Per quanto riguarda il Piano strutturale di bilancio, il documento introdotto dalle nuove regole europee che sarà alla base della prossima manovra economica, rispetto allo schema approvato il 17 settembre il Consiglio ha aggiornato il testo tenendo presente la revisione della contabilità nazionale operata dall’Istat, i dati sul debito elaborati dalla Banca d’Italia e il confronto di mercoledì scorso con le parti sociali.

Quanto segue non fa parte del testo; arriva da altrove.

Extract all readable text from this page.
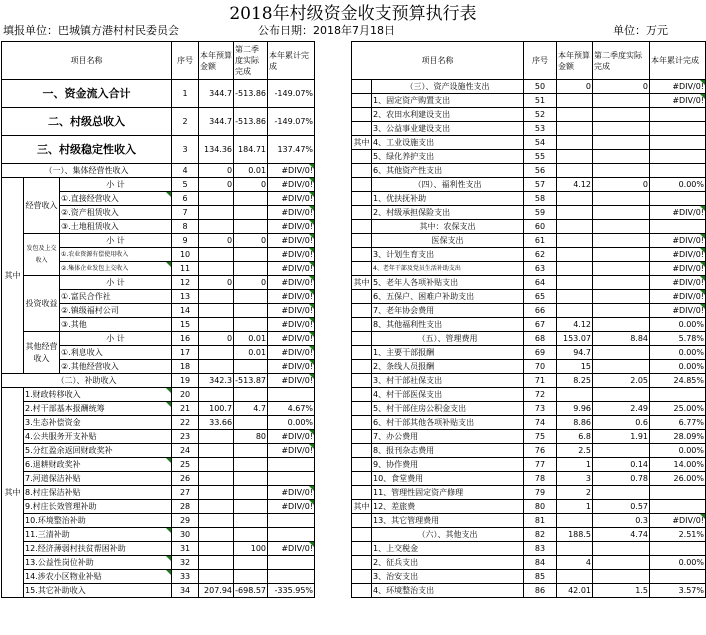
2018年村级资金收支预算执行表
填报单位：巴城镇方港村村民委员会	公布日期：2018年7月18日	单位：万元
项目名称			序号	本年预算金额	第二季度实际完成	本年累计完成
一、资金流入合计			1	344.7	-513.86	-149.07%
二、村级总收入			2	344.7	-513.86	-149.07%
三、村级稳定性收入			3	134.36	184.71	137.47%
（一）、集体经营性收入			4	0	0.01	#DIV/0!
其中	经营收入	小 计	5	0	0	#DIV/0!
		①.直接经营收入	6			#DIV/0!
		②.资产租赁收入	7			#DIV/0!
		③.土地租赁收入	8			#DIV/0!
	发包及上交收入	小 计	9	0	0	#DIV/0!
		①.农业资源有偿使用收入	10			#DIV/0!
		②.集体企业发包上交收入	11			#DIV/0!
	投资收益	小 计	12	0	0	#DIV/0!
		①.富民合作社	13			#DIV/0!
		②.镇级福村公司	14			#DIV/0!
		③.其他	15			#DIV/0!
	其他经营收入	小 计	16	0	0.01	#DIV/0!
		①.利息收入	17		0.01	#DIV/0!
		②.其他经营收入	18			#DIV/0!
（二）、补助收入			19	342.3	-513.87	#DIV/0!
其中	1.财政转移收入		20			
	2.村干部基本报酬统筹		21	100.7	4.7	4.67%
	3.生态补偿资金		22	33.66		0.00%
	4.公共服务开支补贴		23		80	#DIV/0!
	5.分红盈余返回财政奖补		24			#DIV/0!
	6.退耕财政奖补		25			
	7.河道保洁补贴		26			
	8.村庄保洁补贴		27			#DIV/0!
	9.村庄长效管理补助		28			#DIV/0!
	10.环境整治补助		29			
	11.三清补助		30			
	12.经济薄弱村扶贫帮困补助		31		100	#DIV/0!
	13.公益性岗位补助		32			
	14.涉农小区物业补贴		33			
	15.其它补助收入		34	207.94	-698.57	-335.95%
项目名称		序号	本年预算金额	第二季度实际完成	本年累计完成
	（三）、资产设施性支出	50	0	0	#DIV/0!
	1、固定资产购置支出	51			#DIV/0!
	2、农田水利建设支出	52			
	3、公益事业建设支出	53			
其中	4、工业设施支出	54			
	5、绿化养护支出	55			
	6、其他资产性支出	56			
	（四）、福利性支出	57	4.12	0	0.00%
	1、优扶抚补助	58			
	2、村级承担保险支出	59			#DIV/0!
	其中：农保支出	60			
	医保支出	61			#DIV/0!
	3、计划生育支出	62			#DIV/0!
	4、老年干部及党员生活补助支出	63			#DIV/0!
其中	5、老年人各项补贴支出	64			#DIV/0!
	6、五保户、困难户补助支出	65			#DIV/0!
	7、老年协会费用	66			#DIV/0!
	8、其他福利性支出	67	4.12		0.00%
	（五）、管理费用	68	153.07	8.84	5.78%
	1、主要干部报酬	69	94.7		0.00%
	2、条线人员报酬	70	15		0.00%
	3、村干部社保支出	71	8.25	2.05	24.85%
	4、村干部医保支出	72			
	5、村干部住房公积金支出	73	9.96	2.49	25.00%
	6、村干部其他各项补贴支出	74	8.86	0.6	6.77%
	7、办公费用	75	6.8	1.91	28.09%
	8、报刊杂志费用	76	2.5		0.00%
	9、协作费用	77	1	0.14	14.00%
	10、食堂费用	78	3	0.78	26.00%
	11、管理性固定资产修理	79	2		
其中	12、差旅费	80	1	0.57	
	13、其它管理费用	81		0.3	#DIV/0!
	（六）、其他支出	82	188.5	4.74	2.51%
	1、上交税金	83			
	2、征兵支出	84	4		0.00%
	3、治安支出	85			
	4、环境整治支出	86	42.01	1.5	3.57%
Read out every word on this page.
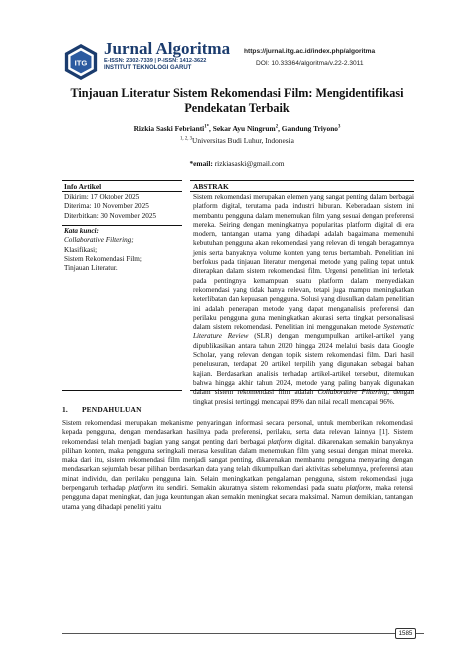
ITG
Jurnal Algoritma
E-ISSN: 2302-7339 | P-ISSN: 1412-3622
INSTITUT TEKNOLOGI GARUT
https://jurnal.itg.ac.id/index.php/algoritma
DOI: 10.33364/algoritma/v.22-2.3011
Tinjauan Literatur Sistem Rekomendasi Film: Mengidentifikasi
Pendekatan Terbaik
Rizkia Saski Febrianti$^{1*}$, Sekar Ayu Ningrum$^2$, Gandung Triyono$^3$
$^{1, 2, 3}$Universitas Budi Luhur, Indonesia
*email: rizkiasaski@gmail.com
Info Artikel	ABSTRAK
Dikirim: 17 Oktober 2025
Diterima: 10 November 2025
Diterbitkan: 30 November 2025
Kata kunci:
Collaborative Filtering;
Klasifikasi;
Sistem Rekomendasi Film;
Tinjauan Literatur.

Sistem rekomendasi merupakan elemen yang sangat penting dalam berbagai platform digital, terutama pada industri hiburan. Keberadaan sistem ini membantu pengguna dalam menemukan film yang sesuai dengan preferensi mereka. Seiring dengan meningkatnya popularitas platform digital di era modern, tantangan utama yang dihadapi adalah bagaimana memenuhi kebutuhan pengguna akan rekomendasi yang relevan di tengah beragamnya jenis serta banyaknya volume konten yang terus bertambah. Penelitian ini berfokus pada tinjauan literatur mengenai metode yang paling tepat untuk diterapkan dalam sistem rekomendasi film. Urgensi penelitian ini terletak pada pentingnya kemampuan suatu platform dalam menyediakan rekomendasi yang tidak hanya relevan, tetapi juga mampu meningkatkan keterlibatan dan kepuasan pengguna. Solusi yang diusulkan dalam penelitian ini adalah penerapan metode yang dapat menganalisis preferensi dan perilaku pengguna guna meningkatkan akurasi serta tingkat personalisasi dalam sistem rekomendasi. Penelitian ini menggunakan metode Systematic Literature Review (SLR) dengan mengumpulkan artikel-artikel yang dipublikasikan antara tahun 2020 hingga 2024 melalui basis data Google Scholar, yang relevan dengan topik sistem rekomendasi film. Dari hasil penelusuran, terdapat 20 artikel terpilih yang digunakan sebagai bahan kajian. Berdasarkan analisis terhadap artikel-artikel tersebut, ditemukan bahwa hingga akhir tahun 2024, metode yang paling banyak digunakan dalam sistem rekomendasi film adalah Collaborative Filtering, dengan tingkat presisi tertinggi mencapai 89% dan nilai recall mencapai 96%.

1. PENDAHULUAN
Sistem rekomendasi merupakan mekanisme penyaringan informasi secara personal, untuk memberikan rekomendasi kepada pengguna, dengan mendasarkan hasilnya pada preferensi, perilaku, serta data relevan lainnya [1]. Sistem rekomendasi telah menjadi bagian yang sangat penting dari berbagai platform digital. dikarenakan semakin banyaknya pilihan konten, maka pengguna seringkali merasa kesulitan dalam menemukan film yang sesuai dengan minat mereka. maka dari itu, sistem rekomendasi film menjadi sangat penting, dikarenakan membantu pengguna menyaring dengan mendasarkan sejumlah besar pilihan berdasarkan data yang telah dikumpulkan dari aktivitas sebelumnya, preferensi atau minat individu, dan perilaku pengguna lain. Selain meningkatkan pengalaman pengguna, sistem rekomendasi juga berpengaruh terhadap platform itu sendiri. Semakin akuratnya sistem rekomendasi pada suatu platform, maka retensi pengguna dapat meningkat, dan juga keuntungan akan semakin meningkat secara maksimal. Namun demikian, tantangan utama yang dihadapi peneliti yaitu
1585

Nel documento sono presentati gli intenti programmatici del governo su cui il Parlamento si esprimerà a stretto giro. Dal punto di vista finanziario, i numeri più rilevanti anche rispetto al profilo europeo sono quelli relativi alla spesa primaria netta e al rapporto tra deficit e Prodotto interno lordo. Per quanto riguarda la spesa primaria netta (in sostanza la spesa pubblica esclusi gli interessi che lo Stato paga sul debito che ha contratto nel tempo) è stato confermato un tasso di crescita medio intorno all’1,5% per i prossimi sette anni, che sono l’orizzonte temporale che l’esecutivo ha scelto per la traiettoria di aggiustamento dei conti pubblici. Quanto al rapporto deficit-Pil, stimato al 3,8% per quest’anno, l’obiettivo del governo è di scendere al 3,3% nel 2025 e al 2,8% nel 2026, uscendo così dalla procedura per deficit eccessivo avviata a suo tempo dalla Ue. Secondo il Piano, invece, il rapporto debito-Pil (il debito è la somma dei deficit che si sono accumulati anno dopo anno) inizierà a scendere solo dal 2027 perché fino a quel momento sarà fortemente condizionato dalle compensazioni d’imposta legate ai “superbonus” edilizi.